Au début il faut un petit s'accrocher car cela peut sembler un peu rébarbatif mais de manière très intelligente il pose les bases du livre ; ce qui implique un peu d'histoire.
Histoire de Tombouctou avec son âge d'or, ses universités, ses sages, jusqu'à l'invasion marocaine à la fin du XVIème siècle, mais cette invasion ne mettra pas fin à la frénésie intellectuelle de Tombouctou, elle passera simplement dans la clandestinité, et de nombreux manuscrits seront cachés, disséminés parmi les familles de Tombouctou.

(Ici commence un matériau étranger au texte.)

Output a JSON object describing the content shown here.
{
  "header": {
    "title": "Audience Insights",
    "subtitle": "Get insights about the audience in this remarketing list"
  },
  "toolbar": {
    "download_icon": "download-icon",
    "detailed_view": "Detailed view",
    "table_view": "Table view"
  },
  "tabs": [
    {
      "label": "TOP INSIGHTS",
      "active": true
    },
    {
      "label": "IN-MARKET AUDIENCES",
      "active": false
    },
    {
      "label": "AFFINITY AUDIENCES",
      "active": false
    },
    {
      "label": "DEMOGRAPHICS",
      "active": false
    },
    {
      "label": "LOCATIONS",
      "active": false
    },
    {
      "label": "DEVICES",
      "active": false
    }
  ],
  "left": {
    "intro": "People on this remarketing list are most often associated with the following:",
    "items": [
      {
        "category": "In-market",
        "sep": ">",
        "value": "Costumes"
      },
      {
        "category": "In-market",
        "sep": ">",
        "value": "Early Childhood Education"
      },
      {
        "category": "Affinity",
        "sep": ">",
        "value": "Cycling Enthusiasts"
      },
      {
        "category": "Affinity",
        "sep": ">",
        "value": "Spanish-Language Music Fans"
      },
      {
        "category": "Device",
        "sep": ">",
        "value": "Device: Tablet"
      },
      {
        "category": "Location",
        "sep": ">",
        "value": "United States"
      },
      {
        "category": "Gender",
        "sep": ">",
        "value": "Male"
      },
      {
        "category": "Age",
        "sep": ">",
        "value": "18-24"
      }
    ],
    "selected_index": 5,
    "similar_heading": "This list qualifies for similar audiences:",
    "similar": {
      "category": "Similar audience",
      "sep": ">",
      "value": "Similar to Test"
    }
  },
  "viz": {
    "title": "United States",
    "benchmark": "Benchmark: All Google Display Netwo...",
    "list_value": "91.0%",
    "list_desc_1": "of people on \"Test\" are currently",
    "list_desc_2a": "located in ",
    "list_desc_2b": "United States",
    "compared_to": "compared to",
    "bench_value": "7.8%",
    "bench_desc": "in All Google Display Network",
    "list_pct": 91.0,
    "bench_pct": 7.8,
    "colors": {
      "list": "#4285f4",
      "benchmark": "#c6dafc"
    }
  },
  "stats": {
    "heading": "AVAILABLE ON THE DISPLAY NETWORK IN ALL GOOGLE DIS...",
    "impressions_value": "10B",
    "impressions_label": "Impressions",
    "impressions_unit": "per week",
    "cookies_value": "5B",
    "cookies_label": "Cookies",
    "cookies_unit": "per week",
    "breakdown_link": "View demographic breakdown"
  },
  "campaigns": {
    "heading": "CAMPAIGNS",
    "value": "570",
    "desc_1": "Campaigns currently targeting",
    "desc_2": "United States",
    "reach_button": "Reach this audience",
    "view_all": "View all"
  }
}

Histoire de ces fameux manuscrits au cours des siècles, manuscrits de physique, mathématiques, astrologie, philosophie, droit, des corans.... bref toute une culture datant de plusieurs siècles, un trésor incommensurable.
Et nous arrivons à l'histoire de nos jours, avec Abdel Kader Haïdara qui pendant des années à sillonner l'Afrique, le long du Niger et dans le désert afin de récupérer un maximum de ces manuscrits (des centaines de milliers) et créer une bibliothèque-musée ; puis il s'est attelé à la création de sa propre bibliothèque avec les volumes hérités de son père.

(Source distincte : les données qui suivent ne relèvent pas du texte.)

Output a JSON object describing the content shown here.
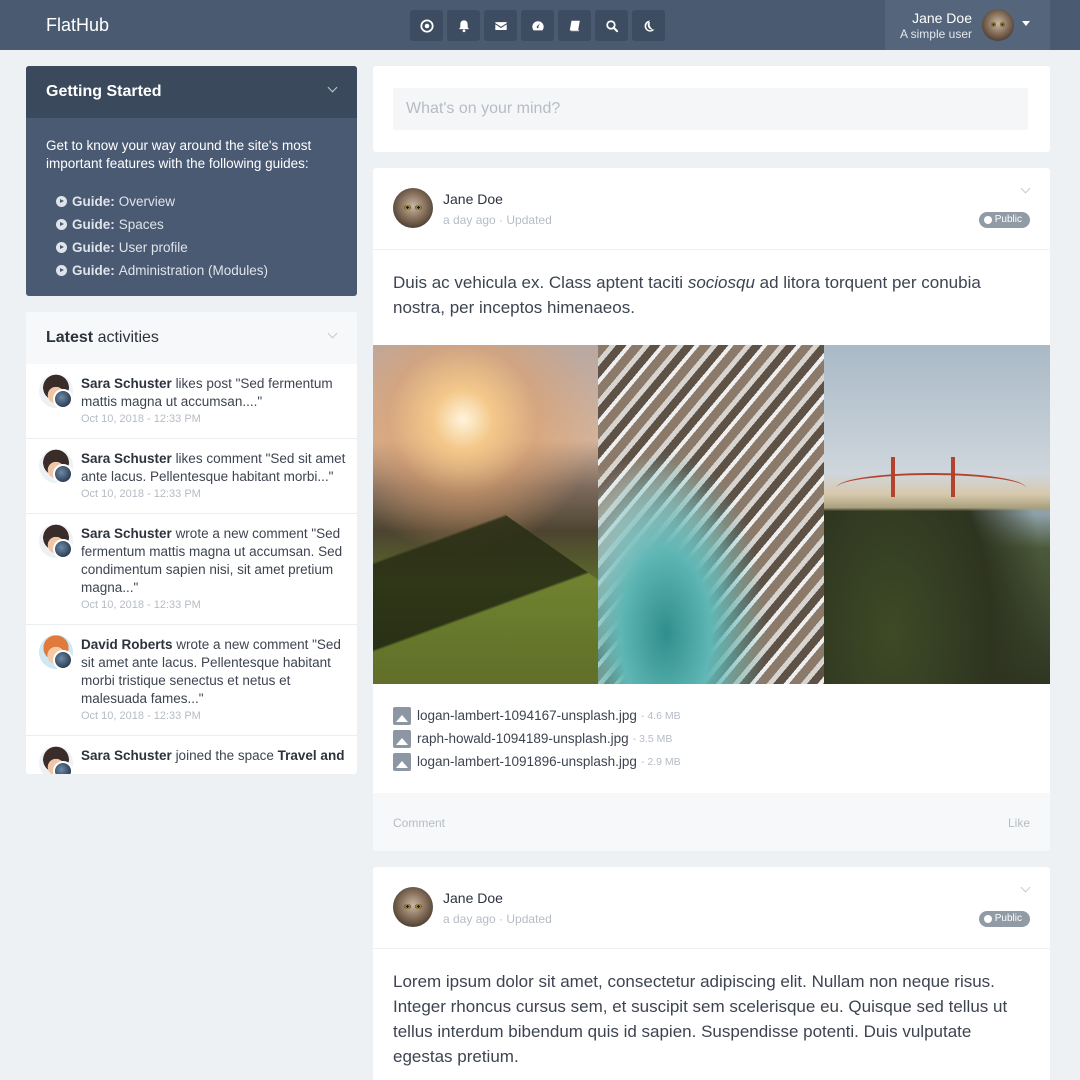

Et puis c'est la montée du djihadisme, notamment au Mali, et la prise de Tombouctou, alors il faut sauver ces milliers de manuscrits qui ont tenu des siècles mais pourraient partir en fumée en quelques instants à cause d'une poignée de fanatique.
J'ai eu un petit peu de mal à entrer dans le sujet mais très vite je me suis retrouvée happée et passionnée, on apprend beaucoup sur l'histoire de l'Afrique, sa culture, sa connaissance.
"Tombouctou, «perle du désert», était depuis des siècles un foyer de culture islamique, et l'islam sous sa forme pervertie avait tenté de la détruire. Mais la force même de cette culture et la détermination de gens qui, comme Haïdara, s'étaient passionnés pour ses richesses et son rayonnement avaient, au bout du compte, sauvé les précieux manuscrits.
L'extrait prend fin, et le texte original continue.